Because it’s true! If it’s not abundantly clear by now, we do not know what we’re doing. We are utter, total buffoons. I had thought that making remodeling design choices would come easy to me — I do, after all, have a litany of opinions — but it has been anything but.

I’d go on Pinterest or Houzz for tile or cabinet or color inspiration, but scrolling through photos felt like repeatedly getting hit in the face with a hammer. Millions of women are seemingly able to “brainstorm” “ideas” on a “visual pinboard” but it turns out I would rather set fire to my own pants while wearing them. The beau and I would go into a home supply store and I had to restrain myself from kicking over a display stand, collapsing on the floor, and weeping. It physically hurt. Thinking about how things were supposed to “go” together physically hurt me. I did not know this would be a problem before we started! 

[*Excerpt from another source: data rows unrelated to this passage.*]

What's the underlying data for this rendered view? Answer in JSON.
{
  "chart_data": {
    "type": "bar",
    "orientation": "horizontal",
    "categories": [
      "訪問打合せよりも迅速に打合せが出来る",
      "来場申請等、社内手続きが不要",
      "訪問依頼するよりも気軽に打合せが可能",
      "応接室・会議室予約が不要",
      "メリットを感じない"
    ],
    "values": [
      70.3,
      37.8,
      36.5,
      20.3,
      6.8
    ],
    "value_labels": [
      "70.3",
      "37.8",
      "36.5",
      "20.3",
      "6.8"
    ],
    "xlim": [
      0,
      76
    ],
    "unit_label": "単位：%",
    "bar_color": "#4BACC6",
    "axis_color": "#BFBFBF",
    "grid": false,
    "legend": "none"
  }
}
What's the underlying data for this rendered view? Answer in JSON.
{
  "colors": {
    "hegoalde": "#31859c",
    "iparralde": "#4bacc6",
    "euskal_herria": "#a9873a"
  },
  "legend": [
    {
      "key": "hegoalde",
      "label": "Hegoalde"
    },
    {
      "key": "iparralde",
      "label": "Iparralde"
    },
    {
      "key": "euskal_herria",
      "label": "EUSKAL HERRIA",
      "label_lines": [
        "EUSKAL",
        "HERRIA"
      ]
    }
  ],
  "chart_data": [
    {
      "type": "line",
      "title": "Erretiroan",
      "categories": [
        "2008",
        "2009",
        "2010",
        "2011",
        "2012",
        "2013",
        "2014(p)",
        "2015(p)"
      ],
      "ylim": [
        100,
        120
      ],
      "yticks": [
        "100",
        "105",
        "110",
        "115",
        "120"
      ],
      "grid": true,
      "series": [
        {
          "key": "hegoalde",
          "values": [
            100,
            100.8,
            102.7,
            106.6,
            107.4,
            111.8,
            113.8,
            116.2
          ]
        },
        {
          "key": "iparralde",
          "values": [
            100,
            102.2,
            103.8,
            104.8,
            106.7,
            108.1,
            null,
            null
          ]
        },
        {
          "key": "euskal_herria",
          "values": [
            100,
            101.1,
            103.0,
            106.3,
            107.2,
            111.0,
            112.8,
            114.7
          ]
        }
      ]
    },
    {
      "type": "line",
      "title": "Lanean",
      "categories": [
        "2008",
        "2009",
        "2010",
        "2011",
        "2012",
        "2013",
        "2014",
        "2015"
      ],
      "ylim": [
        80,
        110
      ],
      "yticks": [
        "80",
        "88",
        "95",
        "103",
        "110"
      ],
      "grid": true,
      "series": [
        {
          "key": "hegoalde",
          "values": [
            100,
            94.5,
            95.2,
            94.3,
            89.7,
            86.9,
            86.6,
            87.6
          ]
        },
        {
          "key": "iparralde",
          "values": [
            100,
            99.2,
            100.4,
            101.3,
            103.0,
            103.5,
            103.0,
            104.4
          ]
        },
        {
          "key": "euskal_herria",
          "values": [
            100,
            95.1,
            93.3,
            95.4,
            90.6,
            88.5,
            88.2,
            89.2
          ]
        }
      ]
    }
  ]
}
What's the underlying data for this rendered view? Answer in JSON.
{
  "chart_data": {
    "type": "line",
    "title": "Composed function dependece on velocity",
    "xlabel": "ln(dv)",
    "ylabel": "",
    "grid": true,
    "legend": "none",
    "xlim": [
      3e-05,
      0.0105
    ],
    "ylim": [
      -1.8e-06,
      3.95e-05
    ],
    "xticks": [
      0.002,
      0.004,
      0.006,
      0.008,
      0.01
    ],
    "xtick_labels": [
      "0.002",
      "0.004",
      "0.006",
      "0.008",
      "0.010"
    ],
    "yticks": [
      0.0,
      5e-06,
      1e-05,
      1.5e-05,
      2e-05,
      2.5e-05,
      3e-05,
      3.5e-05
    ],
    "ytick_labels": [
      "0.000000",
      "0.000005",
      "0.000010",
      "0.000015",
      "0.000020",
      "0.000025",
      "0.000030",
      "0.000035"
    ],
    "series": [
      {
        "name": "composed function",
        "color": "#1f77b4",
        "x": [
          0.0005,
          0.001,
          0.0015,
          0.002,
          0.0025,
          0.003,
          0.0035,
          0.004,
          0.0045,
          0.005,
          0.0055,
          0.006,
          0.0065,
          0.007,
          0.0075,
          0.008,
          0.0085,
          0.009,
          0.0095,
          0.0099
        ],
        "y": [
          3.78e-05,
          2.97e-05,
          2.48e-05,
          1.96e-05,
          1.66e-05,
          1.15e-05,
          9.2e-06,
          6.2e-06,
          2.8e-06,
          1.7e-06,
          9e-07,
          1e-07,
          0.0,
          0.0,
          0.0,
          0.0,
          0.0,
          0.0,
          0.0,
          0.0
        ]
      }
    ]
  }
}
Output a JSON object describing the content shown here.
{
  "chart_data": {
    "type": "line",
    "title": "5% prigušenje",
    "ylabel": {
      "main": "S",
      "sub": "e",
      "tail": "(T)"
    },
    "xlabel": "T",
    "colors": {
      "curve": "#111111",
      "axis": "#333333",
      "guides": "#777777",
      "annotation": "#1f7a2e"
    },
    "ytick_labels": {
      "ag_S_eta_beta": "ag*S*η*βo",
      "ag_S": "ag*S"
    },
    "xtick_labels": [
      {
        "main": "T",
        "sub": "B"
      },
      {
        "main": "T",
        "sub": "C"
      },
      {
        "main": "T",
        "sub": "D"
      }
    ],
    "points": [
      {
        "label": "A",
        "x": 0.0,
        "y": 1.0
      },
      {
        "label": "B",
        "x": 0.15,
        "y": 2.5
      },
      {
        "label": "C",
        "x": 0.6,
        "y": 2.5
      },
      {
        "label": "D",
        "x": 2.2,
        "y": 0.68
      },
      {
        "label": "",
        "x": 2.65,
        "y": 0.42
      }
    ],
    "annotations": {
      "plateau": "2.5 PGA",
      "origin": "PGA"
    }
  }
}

Still, I like to think that at base level we are reasonably competent people and that this will shine through in the finished result. I haven’t set the bar high, by any means. All I’m aiming for is for visitors to walk into our house and think, “hey, this is only sort of terrible!” But I worry we have bad taste and we just don’t know it. I worry we are those people that future owners will look back on in disgust while undoing all our work.

I worry that all of our decisions have been wrong. I worry that our house will grow up and turn to a life of crime as a result. I can just see it now: phone pressed against my ear; the house in a bright orange prison jumpsuit; a thick plate of plastic glass between us. “Why did you do it?” I’ll quietly sob into the receiver. “It was the hardware you picked out for the kitchen cabinets,” the house will coldly reply, eyes empty and hard. “It was the hardware. You picked out. For the kitchen cabinets.”

But hey. I mean, what can you do?  As a houseparent you can only do your best. Even if that means ruining everything forever.